Euler's theorem is stronger :
If $\text{gcd}(a,n)=1$, then $a^{\varphi(n)}\equiv 1 (\bmod n)$, where $\varphi$ stands for Euler's totient function

$55=5 \cdot 11 \Rightarrow \varphi(55)=4 \cdot 10=40$
It follows that $3^{40} \equiv 1 (\bmod 55)$

Now study the congruence of $3^{2009}$ modulo 40 (to use Euler's theorem for $3^{3^{2009}}$)

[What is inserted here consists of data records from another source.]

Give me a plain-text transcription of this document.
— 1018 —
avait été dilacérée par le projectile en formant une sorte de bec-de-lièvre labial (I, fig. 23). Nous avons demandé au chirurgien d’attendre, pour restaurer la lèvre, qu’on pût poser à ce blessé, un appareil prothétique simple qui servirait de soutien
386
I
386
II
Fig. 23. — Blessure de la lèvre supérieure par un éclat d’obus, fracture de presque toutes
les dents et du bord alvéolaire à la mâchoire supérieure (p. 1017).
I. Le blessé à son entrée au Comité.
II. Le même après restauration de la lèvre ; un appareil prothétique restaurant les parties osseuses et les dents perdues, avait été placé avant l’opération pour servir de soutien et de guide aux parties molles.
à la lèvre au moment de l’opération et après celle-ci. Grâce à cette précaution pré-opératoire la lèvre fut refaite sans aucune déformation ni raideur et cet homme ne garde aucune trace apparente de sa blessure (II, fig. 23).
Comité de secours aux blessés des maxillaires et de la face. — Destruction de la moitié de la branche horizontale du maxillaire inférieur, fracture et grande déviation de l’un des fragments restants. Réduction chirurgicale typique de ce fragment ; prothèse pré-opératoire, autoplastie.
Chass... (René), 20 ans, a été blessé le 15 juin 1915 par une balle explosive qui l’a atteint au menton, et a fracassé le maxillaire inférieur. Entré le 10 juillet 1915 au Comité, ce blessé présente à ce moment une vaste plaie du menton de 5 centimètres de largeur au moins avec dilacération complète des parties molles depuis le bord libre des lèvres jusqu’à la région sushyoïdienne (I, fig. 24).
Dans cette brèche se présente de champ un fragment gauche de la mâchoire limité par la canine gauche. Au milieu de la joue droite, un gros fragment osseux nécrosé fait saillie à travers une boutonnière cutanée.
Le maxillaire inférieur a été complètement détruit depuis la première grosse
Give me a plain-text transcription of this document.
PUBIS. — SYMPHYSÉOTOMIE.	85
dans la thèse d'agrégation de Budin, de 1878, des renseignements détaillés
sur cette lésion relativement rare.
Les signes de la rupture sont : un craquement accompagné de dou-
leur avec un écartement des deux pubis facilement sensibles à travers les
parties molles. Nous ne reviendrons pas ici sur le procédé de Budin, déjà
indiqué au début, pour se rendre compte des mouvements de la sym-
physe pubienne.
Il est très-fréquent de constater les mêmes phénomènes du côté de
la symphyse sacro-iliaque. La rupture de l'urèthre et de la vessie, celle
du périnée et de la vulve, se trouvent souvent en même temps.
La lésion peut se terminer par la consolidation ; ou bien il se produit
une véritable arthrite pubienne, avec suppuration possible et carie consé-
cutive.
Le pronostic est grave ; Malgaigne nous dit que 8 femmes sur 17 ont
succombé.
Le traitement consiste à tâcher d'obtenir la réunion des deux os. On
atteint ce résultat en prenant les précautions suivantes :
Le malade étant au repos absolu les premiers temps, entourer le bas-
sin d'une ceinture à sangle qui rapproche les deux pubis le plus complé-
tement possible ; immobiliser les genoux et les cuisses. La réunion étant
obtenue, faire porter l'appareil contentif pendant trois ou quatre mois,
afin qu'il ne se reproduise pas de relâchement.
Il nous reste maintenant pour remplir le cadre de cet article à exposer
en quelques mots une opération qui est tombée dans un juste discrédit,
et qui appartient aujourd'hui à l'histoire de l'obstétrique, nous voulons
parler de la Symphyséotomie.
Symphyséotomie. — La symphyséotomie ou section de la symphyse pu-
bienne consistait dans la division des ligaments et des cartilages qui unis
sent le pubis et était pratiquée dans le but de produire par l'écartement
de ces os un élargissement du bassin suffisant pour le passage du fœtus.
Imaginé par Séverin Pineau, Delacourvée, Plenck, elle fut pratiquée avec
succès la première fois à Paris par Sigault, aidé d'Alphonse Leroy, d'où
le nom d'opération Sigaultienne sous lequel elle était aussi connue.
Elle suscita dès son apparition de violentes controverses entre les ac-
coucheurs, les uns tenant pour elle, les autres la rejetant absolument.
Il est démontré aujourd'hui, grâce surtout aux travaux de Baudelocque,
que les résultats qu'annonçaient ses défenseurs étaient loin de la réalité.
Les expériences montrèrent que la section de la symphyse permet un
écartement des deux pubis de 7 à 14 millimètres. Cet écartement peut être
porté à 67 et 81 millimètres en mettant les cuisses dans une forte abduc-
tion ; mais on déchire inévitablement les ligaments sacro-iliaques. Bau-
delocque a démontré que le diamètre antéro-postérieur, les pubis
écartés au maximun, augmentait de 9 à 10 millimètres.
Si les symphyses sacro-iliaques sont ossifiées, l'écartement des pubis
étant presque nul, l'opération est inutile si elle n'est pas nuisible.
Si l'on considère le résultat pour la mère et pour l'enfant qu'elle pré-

$40=2^3 \cdot 5 \Rightarrow \varphi(40)=(2^3-2^2) \cdot 4=16$

Hence $3^{16} \equiv 1 (\bmod 40)$

But $2009=16 \times 125+9$

So $3^{2009}=3^{16 \times 125+9}=(3^{16})^{125} \cdot 3^9 \equiv 1^{125} \cdot 3^9 (\bmod 40) \equiv 3^9 (\bmod 40)$
But $3^9=3\cdot (3^4)^2=3 \cdot 81^2$. Since $81 \equiv 1 (\bmod 40)$, we have that :
$\boxed{3^{2009} \equiv 3^9 (\bmod 40) \equiv 3 (\bmod 40)}$

Thus there is some integer k such that $3^{2009}=3+40k$

---> $3^{3^{2009}}=3^{3+40k}=3^3 \cdot (3^{40})^k \equiv 3^3 \cdot 1^k (\bmod 55) \equiv 27 (\bmod 55)$

Does it look clear to you ?

3. A slight variation, which makes the arithmetic simpler, is to use Moo's method to find $3^{3^{2009}}\!\!\!\!\!\pmod5$ and $3^{3^{2009}}\!\!\!\!\!\pmod{11}$. The numbers are then smaller, and you should easily find that Fermat's theorem gives the answers $2\!\!\!\pmod5$ and $5\!\!\!\pmod{11}$. Then combine these (either by using the Chinese remainder theorem or just by looking at it) to get $27\!\!\!\pmod{55}$.